Robotic assistance has been firmly established in other specialties such as gynecology and general surgery. The learning curve of robot-assisted laparoscopy has been extensively evaluated, where robotic assistance was found to be most advantageous [
28]. When evaluating the clinical learning curve, a plateau in operating times was reached after 50 cases of robot-assisted laparoscopy for benign gynecological indications [
29]. Heemskerk and colleagues evaluated the skill acquisition of surgical novices and found a flat learning curve and faster skill acquisition using the conventional technique [
30]. However, it is important to note that, in contrast to microsurgery, robotic assistance in these specialties is employed for the entire operation rather than exclusively for the anastomosis.

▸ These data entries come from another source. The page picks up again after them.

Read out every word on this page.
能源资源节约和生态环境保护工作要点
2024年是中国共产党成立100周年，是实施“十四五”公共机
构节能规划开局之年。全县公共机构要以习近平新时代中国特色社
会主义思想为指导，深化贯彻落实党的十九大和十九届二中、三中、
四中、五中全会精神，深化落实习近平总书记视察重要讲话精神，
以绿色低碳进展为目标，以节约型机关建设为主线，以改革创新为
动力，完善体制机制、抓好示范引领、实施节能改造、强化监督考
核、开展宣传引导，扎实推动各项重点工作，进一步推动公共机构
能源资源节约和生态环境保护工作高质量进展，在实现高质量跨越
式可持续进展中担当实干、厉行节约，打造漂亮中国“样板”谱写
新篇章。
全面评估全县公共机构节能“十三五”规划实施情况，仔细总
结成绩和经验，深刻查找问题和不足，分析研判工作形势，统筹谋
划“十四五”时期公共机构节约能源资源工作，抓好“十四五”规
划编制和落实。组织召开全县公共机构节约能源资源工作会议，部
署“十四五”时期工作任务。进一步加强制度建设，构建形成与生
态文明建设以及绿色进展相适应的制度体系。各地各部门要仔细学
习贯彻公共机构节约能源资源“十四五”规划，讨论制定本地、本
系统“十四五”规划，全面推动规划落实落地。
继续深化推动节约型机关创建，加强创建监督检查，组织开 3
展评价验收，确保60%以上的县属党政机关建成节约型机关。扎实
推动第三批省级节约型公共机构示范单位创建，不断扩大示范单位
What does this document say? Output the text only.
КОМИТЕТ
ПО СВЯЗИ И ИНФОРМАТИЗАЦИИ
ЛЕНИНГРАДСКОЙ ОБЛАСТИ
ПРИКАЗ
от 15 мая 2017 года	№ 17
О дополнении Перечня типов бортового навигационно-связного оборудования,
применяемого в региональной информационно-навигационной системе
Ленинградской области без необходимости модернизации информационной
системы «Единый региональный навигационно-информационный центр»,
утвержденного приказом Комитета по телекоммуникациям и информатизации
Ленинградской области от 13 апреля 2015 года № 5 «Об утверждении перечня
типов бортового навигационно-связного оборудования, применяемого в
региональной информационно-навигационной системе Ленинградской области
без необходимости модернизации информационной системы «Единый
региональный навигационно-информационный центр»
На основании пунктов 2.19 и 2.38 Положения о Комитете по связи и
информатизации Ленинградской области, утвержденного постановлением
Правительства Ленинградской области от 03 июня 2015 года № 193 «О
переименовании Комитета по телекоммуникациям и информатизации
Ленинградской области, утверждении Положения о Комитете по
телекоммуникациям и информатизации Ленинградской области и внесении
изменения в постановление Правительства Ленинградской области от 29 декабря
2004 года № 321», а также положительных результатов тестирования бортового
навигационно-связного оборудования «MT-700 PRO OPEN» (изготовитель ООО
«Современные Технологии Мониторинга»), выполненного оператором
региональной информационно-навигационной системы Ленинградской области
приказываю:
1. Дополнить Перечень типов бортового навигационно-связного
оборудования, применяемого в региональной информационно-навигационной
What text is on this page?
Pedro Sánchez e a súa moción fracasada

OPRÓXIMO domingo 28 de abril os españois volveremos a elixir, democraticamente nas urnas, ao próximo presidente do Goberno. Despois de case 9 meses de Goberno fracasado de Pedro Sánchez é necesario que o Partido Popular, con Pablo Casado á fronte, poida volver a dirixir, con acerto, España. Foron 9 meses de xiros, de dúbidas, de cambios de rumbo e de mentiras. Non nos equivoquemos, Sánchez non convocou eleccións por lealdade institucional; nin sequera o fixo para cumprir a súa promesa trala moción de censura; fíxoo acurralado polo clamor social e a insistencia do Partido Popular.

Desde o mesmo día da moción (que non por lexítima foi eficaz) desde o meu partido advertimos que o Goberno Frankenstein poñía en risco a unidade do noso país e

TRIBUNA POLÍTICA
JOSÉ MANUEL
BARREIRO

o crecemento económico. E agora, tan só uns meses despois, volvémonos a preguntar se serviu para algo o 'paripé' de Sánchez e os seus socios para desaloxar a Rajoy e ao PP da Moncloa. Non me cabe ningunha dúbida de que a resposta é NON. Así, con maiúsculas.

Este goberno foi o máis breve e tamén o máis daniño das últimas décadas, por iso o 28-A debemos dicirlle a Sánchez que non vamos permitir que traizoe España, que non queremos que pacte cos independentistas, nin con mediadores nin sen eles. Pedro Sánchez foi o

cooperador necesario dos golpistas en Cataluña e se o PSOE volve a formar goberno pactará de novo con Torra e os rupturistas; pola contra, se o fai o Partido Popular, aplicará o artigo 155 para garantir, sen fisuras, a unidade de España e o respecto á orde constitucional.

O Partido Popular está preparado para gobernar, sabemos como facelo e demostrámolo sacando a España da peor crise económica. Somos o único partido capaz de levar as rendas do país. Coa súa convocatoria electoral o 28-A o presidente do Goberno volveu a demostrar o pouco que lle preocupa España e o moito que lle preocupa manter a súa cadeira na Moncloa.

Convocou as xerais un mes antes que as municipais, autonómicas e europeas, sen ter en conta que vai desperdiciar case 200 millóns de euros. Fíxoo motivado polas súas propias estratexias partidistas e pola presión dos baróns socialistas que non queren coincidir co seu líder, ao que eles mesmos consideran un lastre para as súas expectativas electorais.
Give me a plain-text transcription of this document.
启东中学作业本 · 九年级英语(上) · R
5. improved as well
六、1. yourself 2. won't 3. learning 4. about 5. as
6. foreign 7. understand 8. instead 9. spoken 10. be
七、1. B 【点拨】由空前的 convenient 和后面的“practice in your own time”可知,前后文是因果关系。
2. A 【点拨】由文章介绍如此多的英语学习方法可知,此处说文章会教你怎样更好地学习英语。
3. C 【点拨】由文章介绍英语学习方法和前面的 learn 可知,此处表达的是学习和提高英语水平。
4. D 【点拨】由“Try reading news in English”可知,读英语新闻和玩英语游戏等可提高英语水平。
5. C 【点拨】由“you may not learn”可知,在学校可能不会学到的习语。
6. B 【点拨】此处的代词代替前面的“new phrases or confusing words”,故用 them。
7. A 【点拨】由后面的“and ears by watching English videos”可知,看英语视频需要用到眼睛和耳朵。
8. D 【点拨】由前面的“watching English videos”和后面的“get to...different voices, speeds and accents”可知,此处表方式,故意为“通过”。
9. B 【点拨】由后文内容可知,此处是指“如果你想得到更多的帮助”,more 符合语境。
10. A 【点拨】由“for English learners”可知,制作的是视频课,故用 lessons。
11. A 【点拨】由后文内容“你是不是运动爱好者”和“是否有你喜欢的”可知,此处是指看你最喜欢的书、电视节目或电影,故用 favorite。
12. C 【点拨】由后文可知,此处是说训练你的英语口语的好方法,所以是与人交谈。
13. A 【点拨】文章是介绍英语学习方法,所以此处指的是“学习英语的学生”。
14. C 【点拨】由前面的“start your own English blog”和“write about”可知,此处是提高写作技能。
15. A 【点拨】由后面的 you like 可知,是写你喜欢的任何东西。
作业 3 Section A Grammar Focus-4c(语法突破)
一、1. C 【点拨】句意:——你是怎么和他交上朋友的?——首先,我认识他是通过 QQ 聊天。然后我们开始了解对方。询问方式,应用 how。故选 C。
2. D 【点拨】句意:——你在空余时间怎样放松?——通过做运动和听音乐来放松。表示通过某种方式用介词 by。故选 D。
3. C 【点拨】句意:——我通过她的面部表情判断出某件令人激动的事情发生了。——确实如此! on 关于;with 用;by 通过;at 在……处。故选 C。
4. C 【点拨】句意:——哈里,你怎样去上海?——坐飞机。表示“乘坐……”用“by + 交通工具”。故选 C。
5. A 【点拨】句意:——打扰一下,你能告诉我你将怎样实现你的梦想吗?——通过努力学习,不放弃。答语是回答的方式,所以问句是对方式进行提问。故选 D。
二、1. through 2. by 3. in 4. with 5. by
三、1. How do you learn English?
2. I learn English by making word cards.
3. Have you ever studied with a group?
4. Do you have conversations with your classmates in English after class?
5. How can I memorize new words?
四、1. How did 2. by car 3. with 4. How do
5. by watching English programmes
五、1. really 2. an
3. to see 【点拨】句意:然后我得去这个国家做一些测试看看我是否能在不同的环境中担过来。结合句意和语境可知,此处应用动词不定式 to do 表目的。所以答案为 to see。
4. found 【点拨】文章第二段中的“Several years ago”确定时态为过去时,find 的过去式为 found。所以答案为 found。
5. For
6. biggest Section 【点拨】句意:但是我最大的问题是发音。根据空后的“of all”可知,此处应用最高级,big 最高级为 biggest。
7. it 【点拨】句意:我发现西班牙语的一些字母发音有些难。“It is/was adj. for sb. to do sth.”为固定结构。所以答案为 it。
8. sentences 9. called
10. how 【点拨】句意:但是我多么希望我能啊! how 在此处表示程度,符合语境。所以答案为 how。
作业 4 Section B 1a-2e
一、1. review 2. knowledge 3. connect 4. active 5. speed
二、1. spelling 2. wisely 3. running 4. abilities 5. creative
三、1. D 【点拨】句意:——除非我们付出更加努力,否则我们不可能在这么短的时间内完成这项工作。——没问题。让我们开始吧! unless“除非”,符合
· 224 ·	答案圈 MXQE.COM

Although our findings further enhance our understanding of the learning curve in RAMS and the microsurgical apprenticeship, the study nevertheless has certain limitations. The study was powered based on an expected SAMS score difference of 0.5 points (±0.3). However, the observed difference was smaller (0.4 points) and standard deviations were higher, reducing the actual power. As such, non-significant results may be due to insufficient power rather than the absence of an effect. A larger number of participants could have therefore improved the statistical power of our analyses. The SAMS score was slightly modified, and the absence of revalidation may have affected its applicability. The absence of assessor blinding is a key limitation, as it may have introduced detection, assessment, observer, or directional bias—potentially influencing scoring based on expectations about the robotic technique’s difficulty or efficacy. While observed improvements and cohort convergence suggest alignment with expected learning patterns, bias cannot be fully excluded. Future studies should implement blinded, multi-rater video assessments to enhance objectivity. Most participants did not reach a performance plateau, suggesting that additional improvement might have been observed had more than five attempts been completed. This limitation constrains our ability to draw conclusions about long-term skill retention or eventual performance equivalence between training sequences. As the study focused exclusively on microsurgical novices, the findings may not be generalizable to experienced microsurgeons. The standardized experimental setup does not account for key clinical factors—such as tissue handling, perfusion, and intraoperative bleeding—and may therefore not capture the full scope of the clinical learning curve. Future studies will therefore examine the preclinical learning curve of experienced microsurgeons.